The evidence also indicates that Plaintiff was obese, which the ALJ found to be a severe
impairment. However, in his analysis, the ALJ failed to properly consider the impact Plaintiff’s obesity
would have on her existing neck and back problems and the work-related limitations that might result.
See SSR 02-1p (explaining combined effects of obesity with other impairments may be greater than
might be expected without obesity).
Further, the ALJ failed to properly consider the side effects of Plaintiff’s medications. See
Polaski, 739 F.2d at 1322 (holding ALJ is required to take into account the dosage, effectiveness, and
side effects of all medications prescribed). Plaintiff testified that she was taking Hydrocodone, Soma,
and Klonopin. Tr. 58. And, the ALJ acknowledged that Plaintiff was experiencing drowsiness and an
inability to drive, as medication side effects. He did not, however, account for these side effects in his
RFC assessment.

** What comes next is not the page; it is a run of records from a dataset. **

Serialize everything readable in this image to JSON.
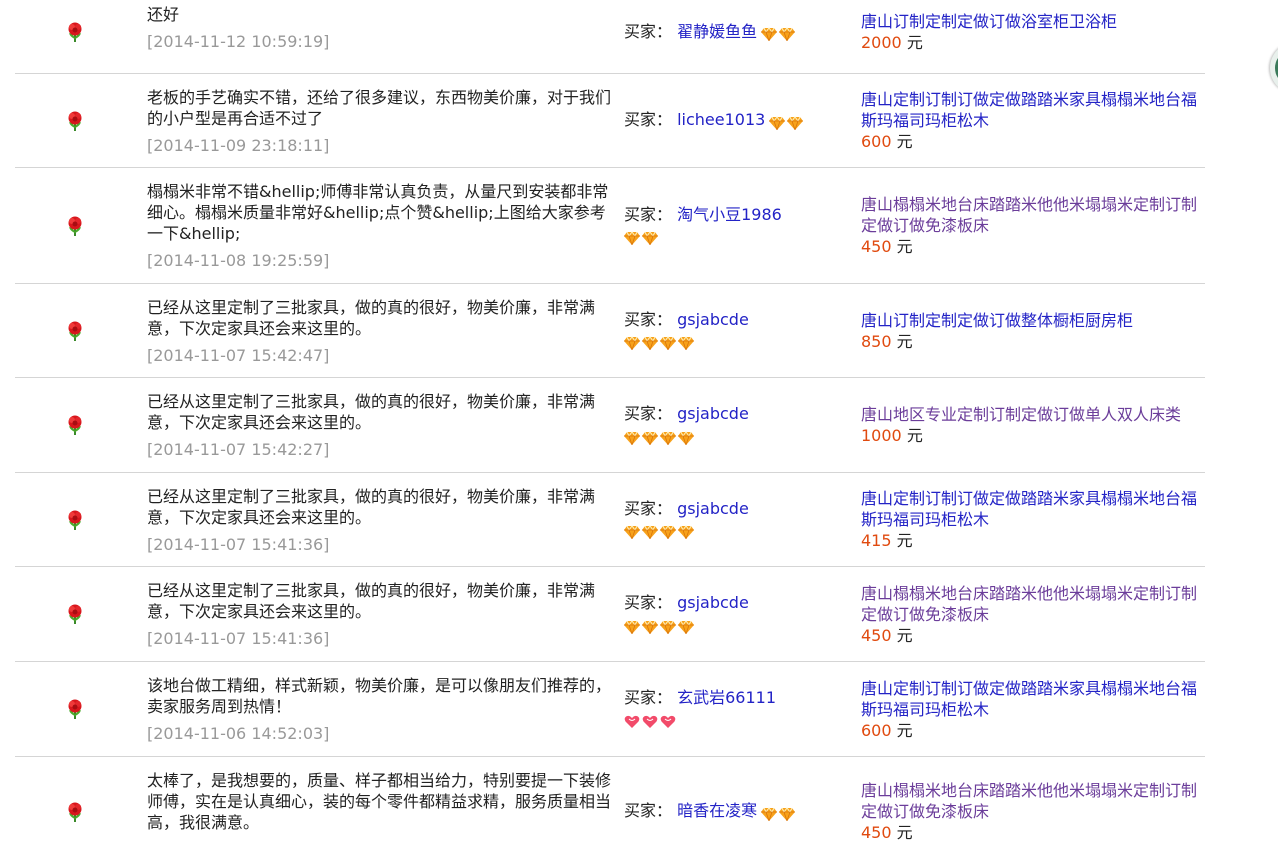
{
  "labels": {
    "buyer_prefix": "买家：",
    "currency": "元"
  },
  "colors": {
    "link": "#2323c6",
    "visited_link": "#6b3d9a",
    "price": "#e04a0f",
    "timestamp": "#999999",
    "divider": "#d5d5d5"
  },
  "rows": [
    {
      "comment": "还好",
      "time": "[2014-11-12 10:59:19]",
      "buyer": "翟静媛鱼鱼",
      "badge_type": "diamond",
      "badge_count": 2,
      "product": "唐山订制定制定做订做浴室柜卫浴柜",
      "product_visited": false,
      "price": "2000"
    },
    {
      "comment": "老板的手艺确实不错，还给了很多建议，东西物美价廉，对于我们的小户型是再合适不过了",
      "time": "[2014-11-09 23:18:11]",
      "buyer": "lichee1013",
      "badge_type": "diamond",
      "badge_count": 2,
      "product": "唐山定制订制订做定做踏踏米家具榻榻米地台福斯玛福司玛柜松木",
      "product_visited": false,
      "price": "600"
    },
    {
      "comment": "榻榻米非常不错&hellip;师傅非常认真负责，从量尺到安装都非常细心。榻榻米质量非常好&hellip;点个赞&hellip;上图给大家参考一下&hellip;",
      "time": "[2014-11-08 19:25:59]",
      "buyer": "淘气小豆1986",
      "badge_type": "diamond",
      "badge_count": 2,
      "product": "唐山榻榻米地台床踏踏米他他米塌塌米定制订制定做订做免漆板床",
      "product_visited": true,
      "price": "450"
    },
    {
      "comment": "已经从这里定制了三批家具，做的真的很好，物美价廉，非常满意，下次定家具还会来这里的。",
      "time": "[2014-11-07 15:42:47]",
      "buyer": "gsjabcde",
      "badge_type": "diamond",
      "badge_count": 4,
      "product": "唐山订制定制定做订做整体橱柜厨房柜",
      "product_visited": false,
      "price": "850"
    },
    {
      "comment": "已经从这里定制了三批家具，做的真的很好，物美价廉，非常满意，下次定家具还会来这里的。",
      "time": "[2014-11-07 15:42:27]",
      "buyer": "gsjabcde",
      "badge_type": "diamond",
      "badge_count": 4,
      "product": "唐山地区专业定制订制定做订做单人双人床类",
      "product_visited": true,
      "price": "1000"
    },
    {
      "comment": "已经从这里定制了三批家具，做的真的很好，物美价廉，非常满意，下次定家具还会来这里的。",
      "time": "[2014-11-07 15:41:36]",
      "buyer": "gsjabcde",
      "badge_type": "diamond",
      "badge_count": 4,
      "product": "唐山定制订制订做定做踏踏米家具榻榻米地台福斯玛福司玛柜松木",
      "product_visited": false,
      "price": "415"
    },
    {
      "comment": "已经从这里定制了三批家具，做的真的很好，物美价廉，非常满意，下次定家具还会来这里的。",
      "time": "[2014-11-07 15:41:36]",
      "buyer": "gsjabcde",
      "badge_type": "diamond",
      "badge_count": 4,
      "product": "唐山榻榻米地台床踏踏米他他米塌塌米定制订制定做订做免漆板床",
      "product_visited": true,
      "price": "450"
    },
    {
      "comment": "该地台做工精细，样式新颖，物美价廉，是可以像朋友们推荐的，卖家服务周到热情！",
      "time": "[2014-11-06 14:52:03]",
      "buyer": "玄武岩66111",
      "badge_type": "heart",
      "badge_count": 3,
      "product": "唐山定制订制订做定做踏踏米家具榻榻米地台福斯玛福司玛柜松木",
      "product_visited": false,
      "price": "600"
    },
    {
      "comment": "太棒了，是我想要的，质量、样子都相当给力，特别要提一下装修师傅，实在是认真细心，装的每个零件都精益求精，服务质量相当高，我很满意。",
      "time": "",
      "buyer": "暗香在凌寒",
      "badge_type": "diamond",
      "badge_count": 2,
      "product": "唐山榻榻米地台床踏踏米他他米塌塌米定制订制定做订做免漆板床",
      "product_visited": true,
      "price": "450"
    }
  ]
}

Accordingly, remand is necessary to allow the ALJ to consider the combined effects
of Plaintiff’s obesity, pain, and medication side effects. The ALJ is further directed to refer to the
Physician’s Desk Reference for information concerning the exacerbation of side effects that often occurs
when anti-anxiety drugs, narcotic pain medications, and muscle relaxers are taken simultaneously.
The ALJ’s treatment of Plaintiff’s treating source statements is also of concern to the
undersigned. Generally, a treating physician’s opinion is given more weight than other sources in a
disability proceeding. 20 C.F.R. § 404.1527(c)(2). The ALJ may discount or even disregard the opinion
of a treating physician where other medical assessments are supported by better or more thorough
medical evidence, or where a treating physician renders inconsistent opinions that undermine the
credibility of such opinions. Wildman v. Astrue, 596 F.3d 959, 964 (8th Cir. 2010) (alteration in original)

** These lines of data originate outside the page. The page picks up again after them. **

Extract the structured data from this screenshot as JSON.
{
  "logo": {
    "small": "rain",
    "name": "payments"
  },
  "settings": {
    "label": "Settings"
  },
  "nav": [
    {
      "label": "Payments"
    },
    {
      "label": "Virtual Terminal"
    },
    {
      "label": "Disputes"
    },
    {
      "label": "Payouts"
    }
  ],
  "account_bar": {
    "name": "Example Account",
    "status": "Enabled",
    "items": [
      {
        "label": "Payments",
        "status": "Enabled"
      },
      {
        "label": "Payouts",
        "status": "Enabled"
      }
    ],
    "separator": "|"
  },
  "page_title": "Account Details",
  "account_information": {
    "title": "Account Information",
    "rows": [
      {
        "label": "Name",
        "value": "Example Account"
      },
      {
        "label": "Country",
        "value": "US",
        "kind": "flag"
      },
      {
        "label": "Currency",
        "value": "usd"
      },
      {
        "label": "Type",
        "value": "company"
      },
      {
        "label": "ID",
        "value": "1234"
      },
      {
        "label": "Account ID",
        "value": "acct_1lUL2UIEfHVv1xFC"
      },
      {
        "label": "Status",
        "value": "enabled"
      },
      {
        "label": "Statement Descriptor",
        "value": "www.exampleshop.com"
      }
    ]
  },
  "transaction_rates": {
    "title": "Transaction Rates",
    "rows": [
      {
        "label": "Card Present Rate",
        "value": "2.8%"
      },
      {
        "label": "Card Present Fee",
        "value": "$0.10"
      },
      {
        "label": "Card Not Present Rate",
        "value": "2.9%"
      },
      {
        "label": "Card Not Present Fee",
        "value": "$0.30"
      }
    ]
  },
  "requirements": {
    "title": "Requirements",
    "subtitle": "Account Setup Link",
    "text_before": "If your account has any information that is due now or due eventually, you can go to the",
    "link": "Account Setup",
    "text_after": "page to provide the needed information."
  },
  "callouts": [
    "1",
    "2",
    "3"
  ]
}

(internal quotation omitted). However, the ALJ must give good reasons for whatever weight he gives
the treating physician’s opinion. Holmstrom v. Massanari, 270 F.3d 715, 720 (8th Cir. 2001).

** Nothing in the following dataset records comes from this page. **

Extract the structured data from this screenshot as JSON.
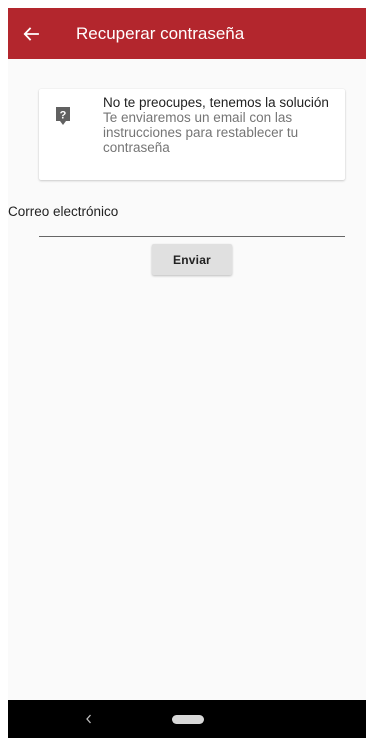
{
  "header": {
    "title": "Recuperar contraseña",
    "back_icon": "arrow-left-icon",
    "background_color": "#b3262d"
  },
  "info_card": {
    "icon": "question-help-icon",
    "title": "No te preocupes, tenemos la solución",
    "body": "Te enviaremos un email con las instrucciones para restablecer tu contraseña"
  },
  "form": {
    "email_label": "Correo electrónico",
    "email_value": ""
  },
  "actions": {
    "send_label": "Enviar"
  },
  "system_nav": {
    "back_icon": "chevron-left-icon",
    "home_icon": "home-pill-icon"
  }
}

In the present case, the ALJ discredited the opinions of Dr. Sutterfield, Plaintiff’s treating doctor,
and Dr. Blanche Clark-Williams, Plaintiff’s treating psychologist. Aside from stating that their
assessments were inconsistent with the vast majority of the objective evidence, the ALJ provided no
explanation for his determination. And, after reviewing the records, we can discern no obvious conflicts
with the record. Contrary to the ALJ’s conclusion, the MRI and x-ray evidence reveals that Plaintiff was
suffering from bulging disks, disk space narrowing, nerve root compression, degenerative changes, and
mild carpal tunnel syndrome. As such, remand is also necessary to allow the ALJ to reconsider the
assessments of the treating doctors.
Accordingly, we conclude that the ALJ’s decision is not supported by substantial evidence and
should be reversed and remanded to the Commissioner for further consideration pursuant to sentence
four of 42 U.S.C. § 405(g).
DATED this 31st day of January 2013.